Exercise 6

First part:

Write the word counting program with parallel lists. Your program should read in all of alice.txt and compute the count for each word.

Print the frequency of the following words: “Alice”, “cassowary”, “roses”, “rabbit”, “mirror”.

If not doing anything fancy with punctuation and case (in other words, you are just splitting each line of the text on white spaces), you should get the following answers:

Frequency of Alice : 221

Frequency of cassowary : 0

Frequency of roses : 1

Frequency of rabbit : 1

Frequency of mirror : 0

Second part:

Read the "efficiency interlude" in the notes.

Third part:

For additional practice, try some of the following:

  1. Write the "max" function (this is a Python builtin... but write it anyway). max([1, 3, 4, 0, 2]) should be 4.
  2. Write a function that finds the index of a sublist in a longer list.

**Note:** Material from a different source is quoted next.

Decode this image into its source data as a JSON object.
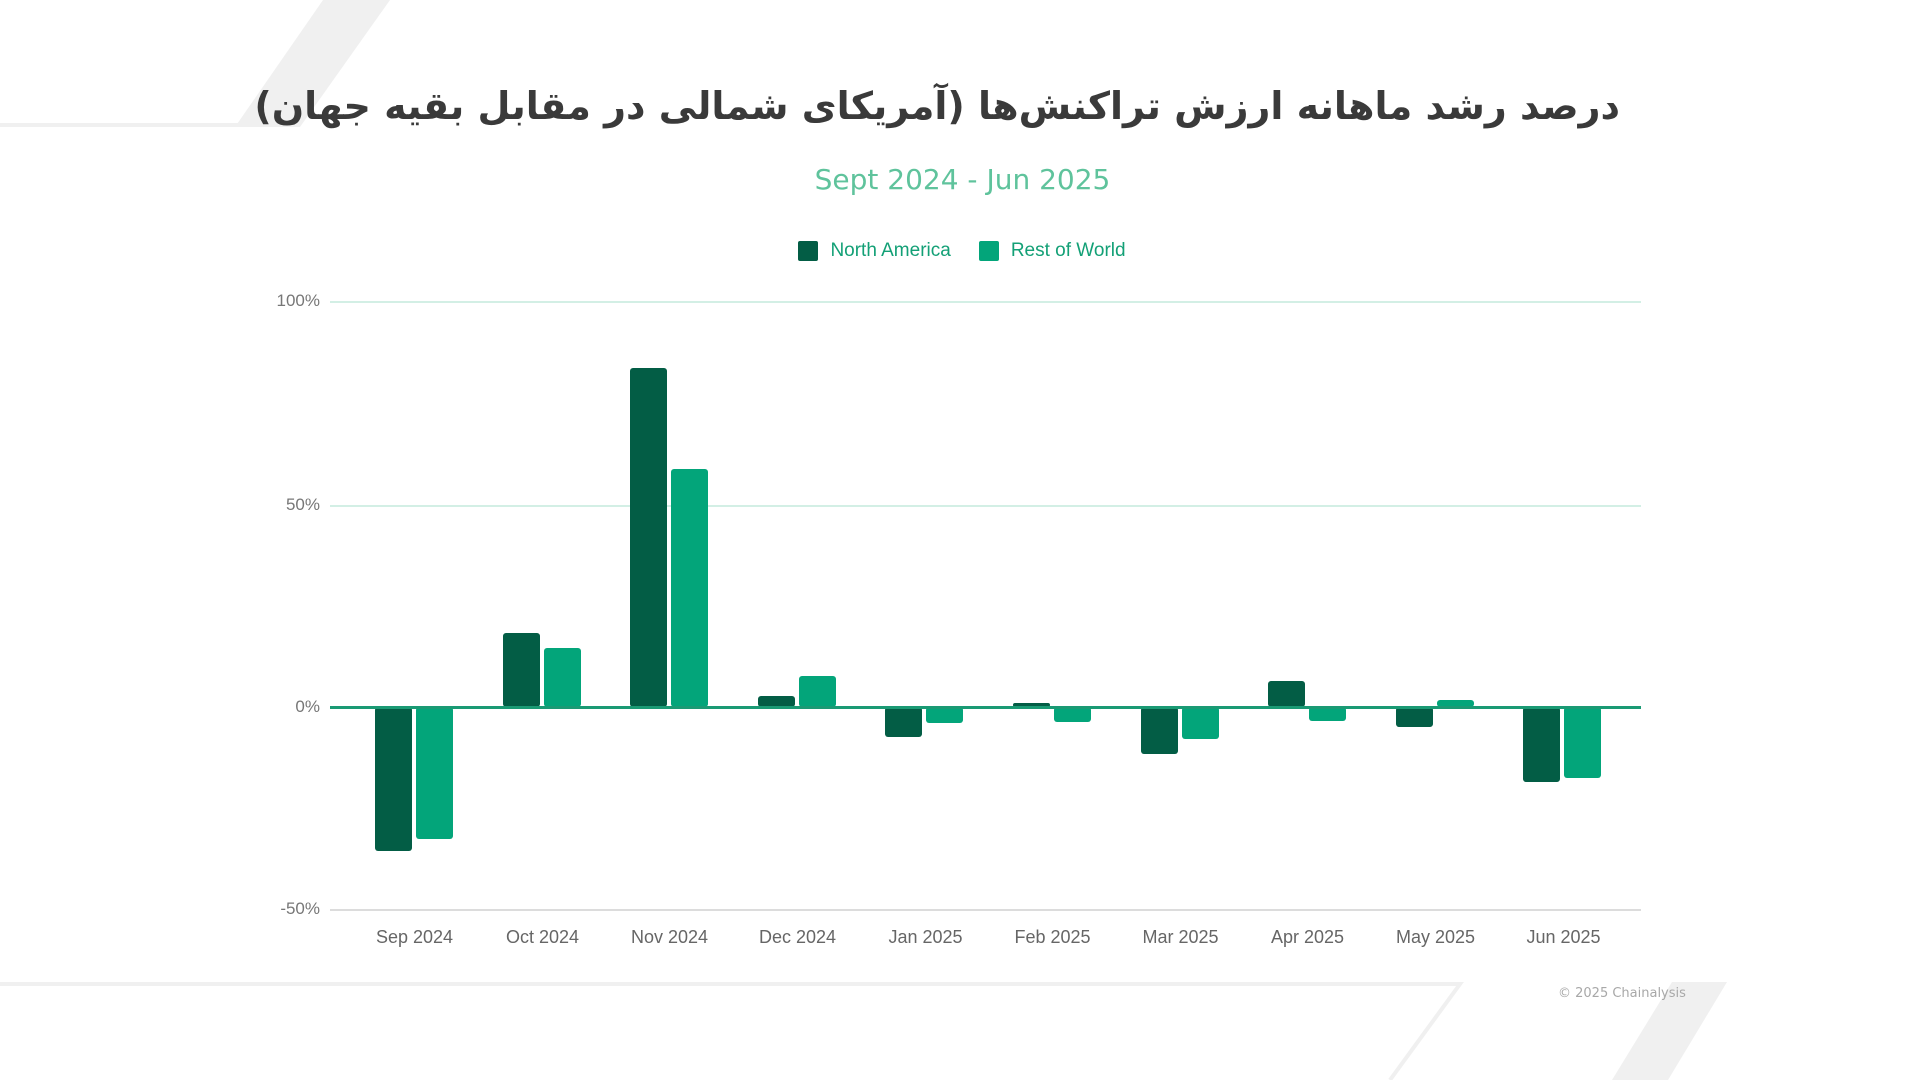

For instance, findSublist([1, 2, 3], [-1, 0, 1, 2, 3, 4, 5]) should return 2.
  3. Write a function that finds the longest sublist shared by two lists. For instance, longestSublist(["cassowary", "emu", "rhea"], ["ostrich", "cassowary", "emu", "kiwi"]) should return ["cassowary", "emu"]. This function is used in many computational morphology applications, since it's a good starting point for finding shared roots or affixes.
  4. Find all the words in alice.txt which appear both capitalized and uncapitalized. For which of them is the ratio of counts greatest?